Characterizing carbohydrate-protein interactions by nuclear magnetic resonance spectroscopy

Abstract

Interactions between proteins and soluble carbohydrates and/or surface displayed glycans are central to countless recognition, attachment and signaling events in biology. The physical chemical features associated with these binding events vary considerably, depending on the biological system of interest. For example, carbohydrate-protein interactions can be stoichiometric or multivalent, the protein receptors can be monomeric or oligomeric, and the specificity of recognition can be highly stringent or rather promiscuous. Equilibrium dissociation constants for carbohydrate binding are known to vary from micromolar to millimolar, with weak interactions being far more prevalent; and individual carbohydrate-binding sites can be truly symmetrical or merely homologous, and hence, the affinities of individual sites within a single protein can vary, as can the order of binding. Several factors, including the weak affinities with which glycans bind their protein receptors, the dynamic nature of the glycans themselves, and the nonequivalent interactions among oligomeric carbohydrate receptors, have made nuclear magnetic resonance (NMR) an especially powerful tool for studying and defining carbohydrate-protein interactions. Here, we describe those NMR approaches that have proven to be the most robust in characterizing these systems, and explain what type of information can (or cannot) be obtained from each. Our goal is to provide the reader the information necessary for selecting the correct experiment or sets of experiments to characterize their carbohydrate-protein interaction of interest.

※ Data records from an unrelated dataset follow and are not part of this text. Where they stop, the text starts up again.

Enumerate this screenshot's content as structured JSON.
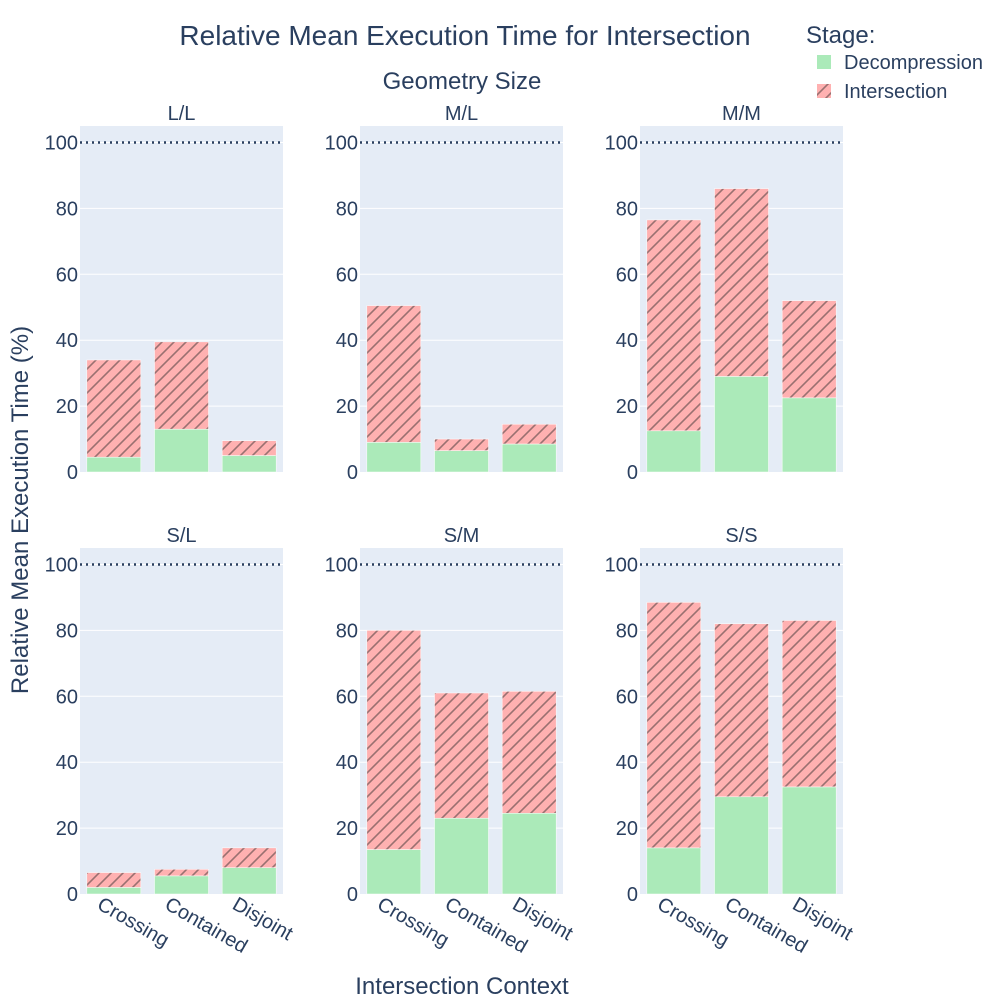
{
  "chart_data": {
    "type": "bar",
    "stacked": true,
    "title": "Relative Mean Execution Time for Intersection",
    "facet_title": "Geometry Size",
    "xlabel": "Intersection Context",
    "ylabel": "Relative Mean Execution Time (%)",
    "legend_title": "Stage:",
    "legend_position": "top-right",
    "ylim": [
      0,
      105
    ],
    "yticks": [
      0,
      20,
      40,
      60,
      80,
      100
    ],
    "reference_line": 100,
    "categories": [
      "Crossing",
      "Contained",
      "Disjoint"
    ],
    "series": [
      {
        "name": "Decompression",
        "color": "#abeab9",
        "pattern": "solid"
      },
      {
        "name": "Intersection",
        "color": "#ffb1b1",
        "pattern": "hatched"
      }
    ],
    "panels": [
      {
        "label": "L/L",
        "decompression": [
          4.5,
          13,
          5
        ],
        "intersection": [
          29.5,
          26.5,
          4.5
        ]
      },
      {
        "label": "M/L",
        "decompression": [
          9,
          6.5,
          8.5
        ],
        "intersection": [
          41.5,
          3.5,
          6
        ]
      },
      {
        "label": "M/M",
        "decompression": [
          12.5,
          29,
          22.5
        ],
        "intersection": [
          64,
          57,
          29.5
        ]
      },
      {
        "label": "S/L",
        "decompression": [
          2,
          5.5,
          8
        ],
        "intersection": [
          4.5,
          2,
          6
        ]
      },
      {
        "label": "S/M",
        "decompression": [
          13.5,
          23,
          24.5
        ],
        "intersection": [
          66.5,
          38,
          37
        ]
      },
      {
        "label": "S/S",
        "decompression": [
          14,
          29.5,
          32.5
        ],
        "intersection": [
          74.5,
          52.5,
          50.5
        ]
      }
    ]
  }
}
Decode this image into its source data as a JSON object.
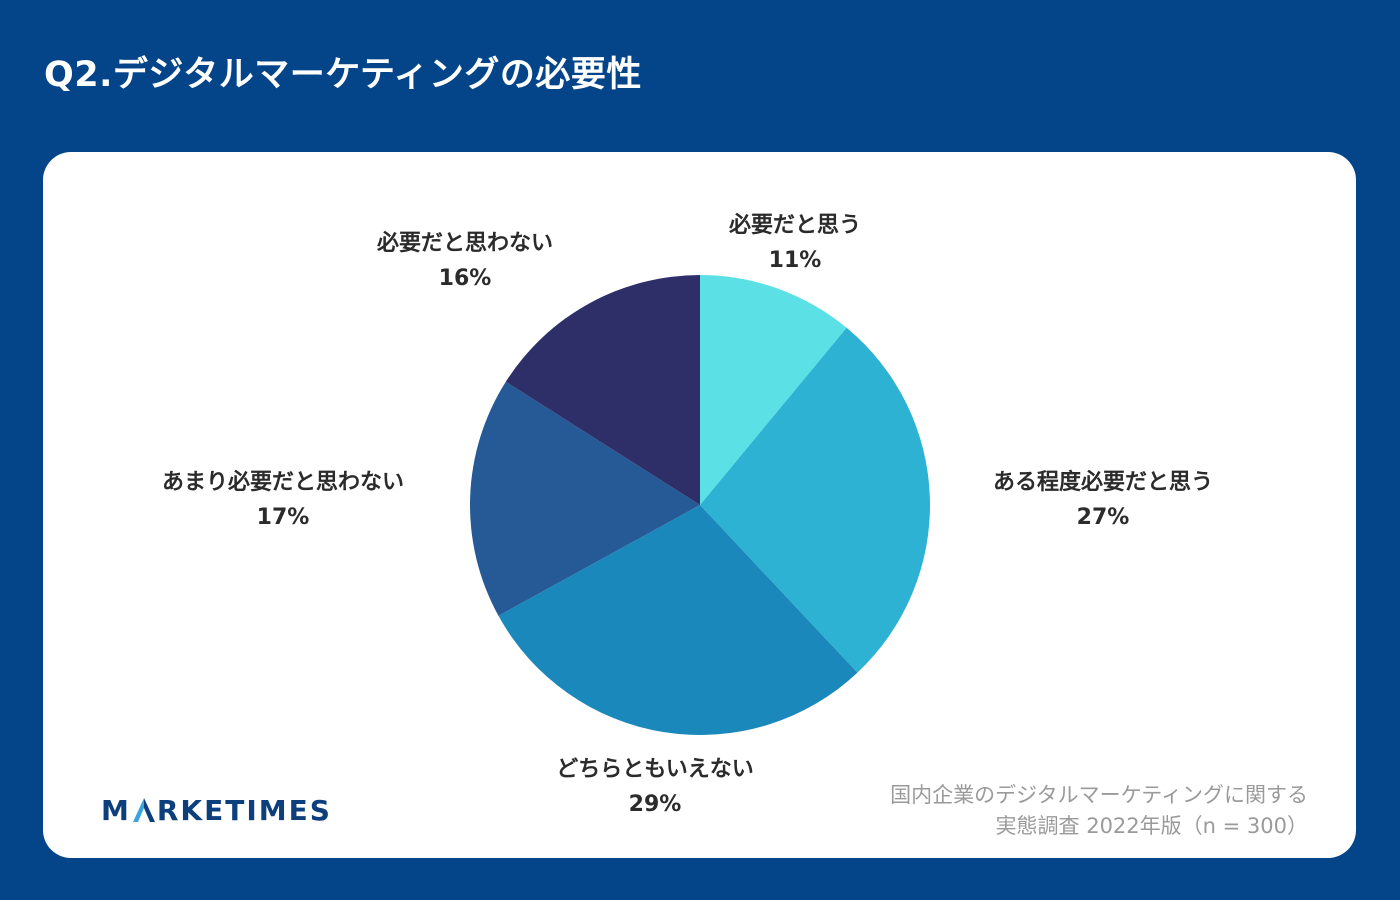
{
  "title": "Q2.デジタルマーケティングの必要性",
  "chart_data": {
    "type": "pie",
    "title": "",
    "start_angle_deg": 0,
    "direction": "clockwise",
    "slices": [
      {
        "label": "必要だと思う",
        "value": 11,
        "value_label": "11%",
        "color": "#5be0e6"
      },
      {
        "label": "ある程度必要だと思う",
        "value": 27,
        "value_label": "27%",
        "color": "#2eb2d3"
      },
      {
        "label": "どちらともいえない",
        "value": 29,
        "value_label": "29%",
        "color": "#1a88bb"
      },
      {
        "label": "あまり必要だと思わない",
        "value": 17,
        "value_label": "17%",
        "color": "#265a96"
      },
      {
        "label": "必要だと思わない",
        "value": 16,
        "value_label": "16%",
        "color": "#2e2f69"
      }
    ]
  },
  "logo": {
    "letter_a": "A",
    "text_before": "M",
    "text_after": "RKETIMES",
    "color": "#0d3f7d",
    "accent": "#3ba4dc"
  },
  "source": {
    "line1": "国内企業のデジタルマーケティングに関する",
    "line2": "実態調査 2022年版（n = 300）"
  }
}
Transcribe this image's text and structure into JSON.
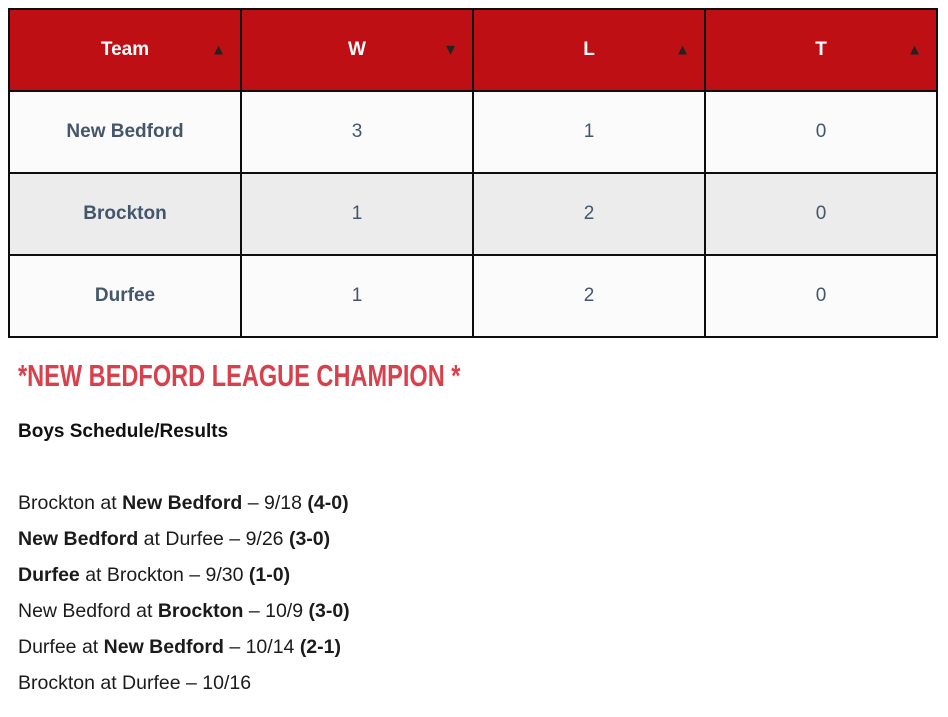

Keywords: complex-type glycan; glycan binding; multivalent; oligomannose.

Figure 1

Schematic representation of different types of carbohydrate-protein interactions.

Figure 2

NMR characterization of Manα1-2Man binding to CV-N. a) Chemical structures of Man₉GlcNAc₂ (Man-9) and Manα1-2Man; b) location of two symmetrically located binding sites on CV-N, identified by chemical shift mapping; c, d) chemical shift perturbations occurring with addition of 1 and 2 eq Manα1-2Man.

Figure 3

Chemical shift mapping and stoichiometry of α1,2-mannobiose binding to microvirin (MVN). a) Chemical shift perturbations as a function of residue number. No perturbations were observed for the second domain; b) location of the carbohydrate binding site on MVN, colored as in panel (a).

Figure 4

Schematic of and STD NMR experiment. Depiction of a) on-resonance (saturated) and b) off-resonance (control) experiments where saturation diffuses to the ligand in the on-resonance experiment. c) Subtraction of the spectra give a difference spectrum where the peak intensities are proportional to the distance of the ¹Hs from the receptor.

Figure 5

STD NMR spectrum of a complex-type glycan binding to the HIV-1 neutralizing antibody PG16. The difference spectrum and chemical shift assignments of the glycan demonstrate recognition of complex-type glycan through the Sial-Gal termini.

Figure 6

Single ligand titration STD NMR of Man₅GlcNAc₂ binding to the HIV-1 neutralizing antibody PG9. a) Difference spectrum indicates recognition of oligomannose; b) integration and c) fitting of the N-acetyl methyl signals allows determination of the K_d of binding.

Figure 7

STD NMR spectrum of α/β L-fucose bound to norovirus P domain protein. Binding of the unnatural β-anomer dominates binding to the protein.